F1 Insight
Scott Speed

Silly Season Tensions

The silly season has begun in earnest, with rumours of driver changes and speculation popping up everywhere. But this year there's a new hint of passion in the mix; undercurrents of bad feeling have surfaced and become the driving force behind many of the moves suggested.

Scott Speed
Scott Speed

Top of the bill remains the STR/Scott Speed saga. After news broke of his revealing interview with Adam Cooper of Racer magazine, observers immediately assumed that he was out of the team for good. But Scott has appeared at Mugello and is currently testing the Toro Rosso as planned. Franz Tost, co-owner of the team with Gerhard Berger and the target of suggestions that he assaulted Speed during the European GP, is reported to have confirmed that Scott will be driving for them at the Hungarian GP.

So what is going on? It seems that STR, after having decided to get rid of Speed, have had second thoughts and that Scott's father was quite right in his assertion that things were happening behind closed doors. It is most likely that STR found that the options they thought were available proved impossible and it became apparent that they needed Speed more than he needed them.

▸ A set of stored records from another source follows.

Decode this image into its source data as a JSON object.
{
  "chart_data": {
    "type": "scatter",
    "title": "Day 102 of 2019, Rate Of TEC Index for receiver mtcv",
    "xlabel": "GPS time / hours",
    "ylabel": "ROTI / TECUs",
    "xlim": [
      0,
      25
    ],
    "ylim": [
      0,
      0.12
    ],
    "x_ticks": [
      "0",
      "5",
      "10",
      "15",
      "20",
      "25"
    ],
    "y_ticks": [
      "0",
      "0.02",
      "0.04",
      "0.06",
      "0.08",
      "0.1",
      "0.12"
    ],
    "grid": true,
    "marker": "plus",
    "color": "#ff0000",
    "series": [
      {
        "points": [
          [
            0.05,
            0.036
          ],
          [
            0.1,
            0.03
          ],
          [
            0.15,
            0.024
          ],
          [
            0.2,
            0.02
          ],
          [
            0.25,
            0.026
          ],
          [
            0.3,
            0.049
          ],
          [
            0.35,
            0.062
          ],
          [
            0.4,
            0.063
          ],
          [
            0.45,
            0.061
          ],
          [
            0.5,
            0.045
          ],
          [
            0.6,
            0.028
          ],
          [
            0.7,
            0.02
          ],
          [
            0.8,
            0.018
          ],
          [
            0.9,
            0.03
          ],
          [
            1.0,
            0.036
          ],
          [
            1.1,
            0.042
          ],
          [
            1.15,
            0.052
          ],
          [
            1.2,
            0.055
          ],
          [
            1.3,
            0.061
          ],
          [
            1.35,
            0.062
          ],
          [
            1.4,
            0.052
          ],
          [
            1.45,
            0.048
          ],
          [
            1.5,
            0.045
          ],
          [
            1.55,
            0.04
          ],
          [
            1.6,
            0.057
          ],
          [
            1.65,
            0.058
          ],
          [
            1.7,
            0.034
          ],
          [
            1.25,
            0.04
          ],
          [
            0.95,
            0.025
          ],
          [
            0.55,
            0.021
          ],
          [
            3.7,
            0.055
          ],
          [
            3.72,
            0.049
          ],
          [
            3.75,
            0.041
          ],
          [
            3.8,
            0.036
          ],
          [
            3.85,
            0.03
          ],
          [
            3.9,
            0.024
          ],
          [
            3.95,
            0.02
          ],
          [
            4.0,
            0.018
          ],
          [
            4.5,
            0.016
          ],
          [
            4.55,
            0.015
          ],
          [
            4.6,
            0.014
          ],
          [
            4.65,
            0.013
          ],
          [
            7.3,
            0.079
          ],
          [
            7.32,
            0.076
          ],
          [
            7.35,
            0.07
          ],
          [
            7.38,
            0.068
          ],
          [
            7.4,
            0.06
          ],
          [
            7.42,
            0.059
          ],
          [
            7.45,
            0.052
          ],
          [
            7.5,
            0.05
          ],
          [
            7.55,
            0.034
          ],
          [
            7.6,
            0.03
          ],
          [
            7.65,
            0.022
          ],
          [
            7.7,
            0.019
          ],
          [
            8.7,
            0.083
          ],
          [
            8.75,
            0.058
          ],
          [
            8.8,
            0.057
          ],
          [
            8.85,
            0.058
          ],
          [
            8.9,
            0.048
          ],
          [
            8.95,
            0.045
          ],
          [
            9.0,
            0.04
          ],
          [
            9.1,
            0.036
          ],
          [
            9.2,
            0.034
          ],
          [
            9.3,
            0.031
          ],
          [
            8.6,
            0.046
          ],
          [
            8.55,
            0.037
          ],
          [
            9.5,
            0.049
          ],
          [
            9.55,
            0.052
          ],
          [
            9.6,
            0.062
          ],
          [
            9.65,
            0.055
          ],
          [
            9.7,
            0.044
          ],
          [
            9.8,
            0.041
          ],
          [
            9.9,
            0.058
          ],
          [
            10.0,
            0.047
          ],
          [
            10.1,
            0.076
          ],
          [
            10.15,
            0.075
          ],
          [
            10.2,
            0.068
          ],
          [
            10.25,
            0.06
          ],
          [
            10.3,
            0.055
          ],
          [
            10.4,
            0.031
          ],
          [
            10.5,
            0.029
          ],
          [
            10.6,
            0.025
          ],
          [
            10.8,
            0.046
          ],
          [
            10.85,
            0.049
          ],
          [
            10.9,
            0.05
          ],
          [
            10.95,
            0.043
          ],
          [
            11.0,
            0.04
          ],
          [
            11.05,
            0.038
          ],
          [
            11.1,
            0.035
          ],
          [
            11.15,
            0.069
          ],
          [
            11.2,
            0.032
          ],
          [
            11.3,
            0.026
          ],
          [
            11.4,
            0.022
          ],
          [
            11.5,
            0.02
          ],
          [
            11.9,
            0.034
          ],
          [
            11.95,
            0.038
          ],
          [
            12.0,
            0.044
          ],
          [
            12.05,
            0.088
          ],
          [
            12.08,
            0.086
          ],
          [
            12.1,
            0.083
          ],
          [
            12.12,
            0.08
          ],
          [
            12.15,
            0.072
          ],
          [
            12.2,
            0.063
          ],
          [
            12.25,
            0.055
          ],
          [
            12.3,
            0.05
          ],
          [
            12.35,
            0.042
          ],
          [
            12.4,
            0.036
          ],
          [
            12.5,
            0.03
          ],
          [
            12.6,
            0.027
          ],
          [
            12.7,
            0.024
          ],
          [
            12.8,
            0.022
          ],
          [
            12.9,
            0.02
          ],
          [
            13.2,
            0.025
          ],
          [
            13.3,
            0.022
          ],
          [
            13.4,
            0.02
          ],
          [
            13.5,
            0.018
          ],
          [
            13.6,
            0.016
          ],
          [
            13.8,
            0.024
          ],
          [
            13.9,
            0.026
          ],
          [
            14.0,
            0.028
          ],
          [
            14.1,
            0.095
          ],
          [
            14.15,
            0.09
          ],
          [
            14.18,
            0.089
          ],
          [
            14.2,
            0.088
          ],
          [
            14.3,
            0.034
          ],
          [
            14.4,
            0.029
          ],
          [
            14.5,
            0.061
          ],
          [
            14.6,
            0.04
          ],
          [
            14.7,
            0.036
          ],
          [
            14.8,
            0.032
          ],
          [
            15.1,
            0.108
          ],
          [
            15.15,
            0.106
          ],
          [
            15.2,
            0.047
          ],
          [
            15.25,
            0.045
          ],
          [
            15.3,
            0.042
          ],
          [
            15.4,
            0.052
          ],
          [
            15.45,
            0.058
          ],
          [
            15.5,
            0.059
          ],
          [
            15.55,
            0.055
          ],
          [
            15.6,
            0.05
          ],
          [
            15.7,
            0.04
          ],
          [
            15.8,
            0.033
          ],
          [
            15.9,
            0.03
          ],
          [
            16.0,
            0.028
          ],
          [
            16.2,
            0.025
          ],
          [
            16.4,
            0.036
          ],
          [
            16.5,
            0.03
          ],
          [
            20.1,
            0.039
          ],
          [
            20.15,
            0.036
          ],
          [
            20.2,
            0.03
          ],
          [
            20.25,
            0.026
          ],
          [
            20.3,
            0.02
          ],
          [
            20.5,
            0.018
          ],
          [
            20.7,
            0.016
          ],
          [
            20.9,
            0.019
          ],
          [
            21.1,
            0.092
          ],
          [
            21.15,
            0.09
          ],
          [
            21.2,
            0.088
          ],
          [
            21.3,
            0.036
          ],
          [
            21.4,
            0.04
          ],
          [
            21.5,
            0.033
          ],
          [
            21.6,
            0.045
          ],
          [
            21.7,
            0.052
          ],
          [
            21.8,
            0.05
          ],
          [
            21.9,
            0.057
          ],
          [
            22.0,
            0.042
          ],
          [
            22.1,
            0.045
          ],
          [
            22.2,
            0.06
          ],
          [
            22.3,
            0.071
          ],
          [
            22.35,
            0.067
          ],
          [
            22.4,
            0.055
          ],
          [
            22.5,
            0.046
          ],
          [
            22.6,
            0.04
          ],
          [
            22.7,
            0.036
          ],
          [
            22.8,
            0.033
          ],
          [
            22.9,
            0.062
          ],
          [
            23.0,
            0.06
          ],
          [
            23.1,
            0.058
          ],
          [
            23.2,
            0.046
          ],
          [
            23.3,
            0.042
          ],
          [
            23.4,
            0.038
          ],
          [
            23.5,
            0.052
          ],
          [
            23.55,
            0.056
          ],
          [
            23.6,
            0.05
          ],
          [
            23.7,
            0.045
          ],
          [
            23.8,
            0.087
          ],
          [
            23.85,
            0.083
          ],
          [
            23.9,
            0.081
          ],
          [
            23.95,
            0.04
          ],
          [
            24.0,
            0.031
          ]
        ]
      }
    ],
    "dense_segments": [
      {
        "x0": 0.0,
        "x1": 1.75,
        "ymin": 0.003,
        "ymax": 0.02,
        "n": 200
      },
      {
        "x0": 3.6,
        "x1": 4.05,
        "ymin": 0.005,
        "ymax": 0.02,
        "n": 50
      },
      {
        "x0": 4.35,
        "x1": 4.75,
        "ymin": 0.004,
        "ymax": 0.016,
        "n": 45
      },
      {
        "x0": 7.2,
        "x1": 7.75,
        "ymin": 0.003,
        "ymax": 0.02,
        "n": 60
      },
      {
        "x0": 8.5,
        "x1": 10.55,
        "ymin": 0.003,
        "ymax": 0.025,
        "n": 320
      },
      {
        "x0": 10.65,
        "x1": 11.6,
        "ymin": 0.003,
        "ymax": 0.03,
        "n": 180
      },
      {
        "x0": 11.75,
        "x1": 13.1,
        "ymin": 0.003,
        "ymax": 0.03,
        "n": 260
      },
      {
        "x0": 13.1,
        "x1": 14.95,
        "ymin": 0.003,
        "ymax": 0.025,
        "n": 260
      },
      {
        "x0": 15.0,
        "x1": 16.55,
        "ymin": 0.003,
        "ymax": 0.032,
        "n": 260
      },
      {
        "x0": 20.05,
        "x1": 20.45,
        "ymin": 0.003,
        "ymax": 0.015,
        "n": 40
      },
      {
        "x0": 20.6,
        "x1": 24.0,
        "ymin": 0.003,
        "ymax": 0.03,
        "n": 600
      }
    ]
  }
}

Which means that BMW refused to allow Sebastian Vettel to transfer immediately to STR.

Also influential in whatever decisions have been made is the intervention of Red Bull's Helmut Marko. In defending the STR drivers he made RBR's attitude to the spat quite obvious and Berger's petulant response was ill-considered at best. Reality has obviously made him reconsider.

Whatever transpires, it is clear that there are strong feelings involved in this one. Assuming that Scott's account of events is accurate (and it is supported by eye witnesses), he may have added a few conditions to his return to the team; a stipulation that he be present for future announcements to the press would be one that I would insist on for a start.

Over at Spyker, it has been announced that Sakon Yamamoto will take Christijan Albers' vacated seat. That comes as something of a surprise since he was not mentioned in all the speculation over possible drivers. But it may be that those suggested were not as willing to take the drive as everyone assumed; Nico Hulkenburg's manager, Willi Weber, has declared, somewhat scathingly, that he would not allow his charge to sit in a Spyker and Colin Kolles had an equally acid reply. Nelson Piquet Jr too has said that he turned down the offer of the Spyker drive.

It all amounts to considerably more heat in the silly season than is usual, with personalities clashing and simmering tensions emerging from the background. And, when Flavio Briatore announces that he has deferred any decision on Renault's drivers for next year, naturally we assume that he is hoping that events at McLaren might make Fernando Alonso available for a seat in 2008. Add to that the reported clash between BMW's Heidfeld and Kubica, and we have a season of strong passions indeed.

All this is very entertaining for F1-watchers but reflects badly on F1 in general. It is good that people should be so passionately involved in the sport but, when everything degenerates into mud-slinging, things have gone a little too far. Perhaps we all could learn a little from Alex Wurz's generous expression of congratulations to Mark Webber at the end of the European GP.